Отщелкав на счетах очередную выкладку, Чен улыбнулся:
— Э-э, матушка только рада сверхурочной работе — получка будет больше.
Поденная ставка у Чена была полторы иены, хотя работал он лучше, чем японцы, которым платили две с половиной. Пожалуй, даже лучше самого Кадзи, у которого только основной оклад был сто двадцать иен. Почерк, во всяком случае, у Чена был красивее, а в работе на счетах с ним никто не мог сравниться. Если бы лозунг «сотрудничества пяти наций», провозглашенный при создании Маньчжоу-Го, получил настолько широкое толкование, что его можно было трактовать как «равенство наций», да еще при равной оплате за равный труд, Кадзи, вероятно, охотно поменял бы местами Фурую с Ченом.
— Без сверхурочной работы не прожить?
— Никак. На паек ничего не дают, кроме гаоляна и жмыхов. А потом, матушка копит деньги — хочет перед смертью съездить на родину в Шаньдун в хорошем платье.
Чен застенчиво улыбнулся, аккуратно сложил папки с бумагами и положил их на стол Кадзи.
— Еще будет что-нибудь?
— На сегодня хватит. Иди домой, пожалуйста. Меня не жди.

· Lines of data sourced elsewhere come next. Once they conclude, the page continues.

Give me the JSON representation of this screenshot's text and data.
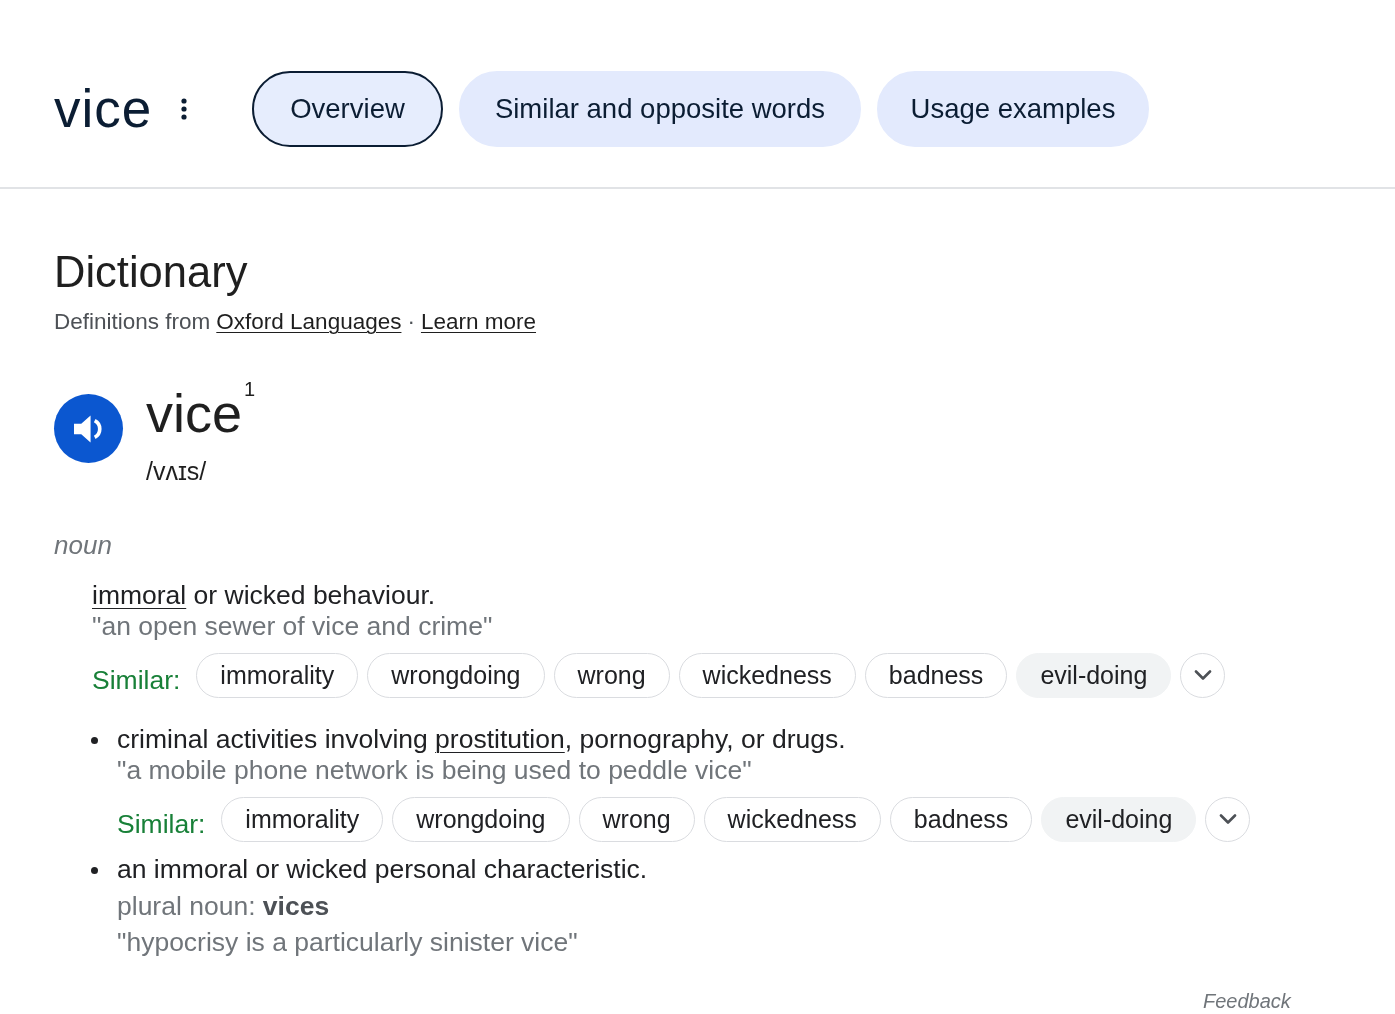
{
  "header": {
    "title": "vice"
  },
  "tabs": [
    {
      "label": "Overview",
      "selected": true
    },
    {
      "label": "Similar and opposite words",
      "selected": false
    },
    {
      "label": "Usage examples",
      "selected": false
    }
  ],
  "dictionary": {
    "heading": "Dictionary",
    "source_prefix": "Definitions from",
    "source_link": "Oxford Languages",
    "separator": "·",
    "learn_more": "Learn more"
  },
  "entry": {
    "word": "vice",
    "superscript": "1",
    "pronunciation": "/vʌɪs/",
    "part_of_speech": "noun",
    "senses": [
      {
        "kind": "primary",
        "definition": [
          {
            "text": "immoral",
            "link": true
          },
          {
            "text": " or wicked behaviour.",
            "link": false
          }
        ],
        "example": "\"an open sewer of vice and crime\"",
        "similar": {
          "label": "Similar:",
          "expanded": false,
          "words": [
            {
              "word": "immorality",
              "highlighted": false
            },
            {
              "word": "wrongdoing",
              "highlighted": false
            },
            {
              "word": "wrong",
              "highlighted": false
            },
            {
              "word": "wickedness",
              "highlighted": false
            },
            {
              "word": "badness",
              "highlighted": false
            },
            {
              "word": "evil-doing",
              "highlighted": true
            }
          ]
        }
      },
      {
        "kind": "bullet",
        "definition": [
          {
            "text": "criminal activities involving ",
            "link": false
          },
          {
            "text": "prostitution",
            "link": true
          },
          {
            "text": ", pornography, or drugs.",
            "link": false
          }
        ],
        "example": "\"a mobile phone network is being used to peddle vice\"",
        "similar": {
          "label": "Similar:",
          "expanded": false,
          "words": [
            {
              "word": "immorality",
              "highlighted": false
            },
            {
              "word": "wrongdoing",
              "highlighted": false
            },
            {
              "word": "wrong",
              "highlighted": false
            },
            {
              "word": "wickedness",
              "highlighted": false
            },
            {
              "word": "badness",
              "highlighted": false
            },
            {
              "word": "evil-doing",
              "highlighted": true
            }
          ]
        }
      },
      {
        "kind": "bullet",
        "definition": [
          {
            "text": "an immoral or wicked personal characteristic.",
            "link": false
          }
        ],
        "inflection": "plural noun: **vices**",
        "example": "\"hypocrisy is a particularly sinister vice\""
      }
    ]
  },
  "feedback": "Feedback"
}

Чен начал убирать со стола.
— А почему матушка так стремится на родину?
Чен пожал плечами.
— Когда покойный отец приехал сюда из Шаньдуна, мать примчалась за ним. Ее старшая сестра будто бы очень рассердилась: зачем ей нужен нищий жених? Но покойный отец, когда матушка приехала к нему, послал в Шаньдун выкуп за нее — пять иен. Правда, муж старшей сестры требовал пятьдесят, но у отца не было таких денег, и он послал только пять… Тогда из Шаньдуна в Маньчжурию народ валом валил, вот и отец поехал. Все-таки молодец, хоть пять иен сумел послать, правда?